Hat mir jemand nen Tip, wie ich den MC wieder auf deutsch umstellen kann?

.

----------

## Hungry Hugo

Hallo grox,

das Problem hatte ich auch schon einmal nach einem Update eines anderen Programmes konnte es aber mit Hilfe dieses Links beheben.

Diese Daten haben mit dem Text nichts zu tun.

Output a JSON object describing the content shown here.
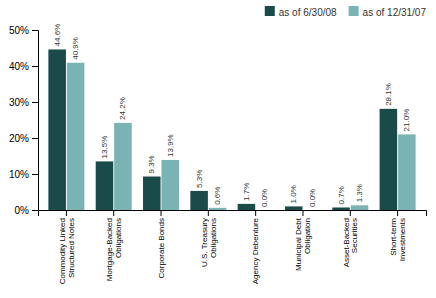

http://de.gentoo-wiki.com/Deutsche_Lokalisierung

Schau ihn dir mal an vielleicht hast du in einer der conf Dateien etwas übersehen.

Viel Glück

Maik

----------

## Tinitus

 *Hungry Hugo wrote:*   

> Hallo grox,
> 
> das Problem hatte ich auch schon einmal nach einem Update eines anderen Programmes konnte es aber mit Hilfe dieses Links beheben.
> 
> http://de.gentoo-wiki.com/Deutsche_Lokalisierung
> ...

 

also ich hatte glaube ich in der .bashrc für jeden Benutzer, der es haben wollte die Einträge gemacht...dann war er deutsch

aber ist schon eine Weile her....man sollte sich so was notieren  :Wink: 

G. R.

----------

## Hungry Hugo

 *Quote:*   

> also ich hatte glaube ich in der .bashrc für jeden Benutzer, der es haben wollte die Einträge gemacht...dann war er deutsch 
> 
> aber ist schon eine Weile her....man sollte sich so was notieren  
> 
> G. R.

 

Recht hat er  :Exclamation:  und so könnte es aussehen  :Cool: 

/root/.bashrc:

export LANG=de_DE.ISO8859-1

export LC_ALL=de_DE.ISO8859-1

export MM_CHARSET=ISO-8859-1

Gruß Maik

----------

## grox

 *Quote:*   

> /root/.bashrc:
> 
> export LANG=de_DE.ISO8859-1
> 
> export LC_ALL=de_DE.ISO8859-1
> ...

 

Hat das bei dir so funktioniert   :Question: 

Hab's bei mir in die .bashrc rein kopiert, aber der mc ist immer noch englisch.  :Sad: 

.

----------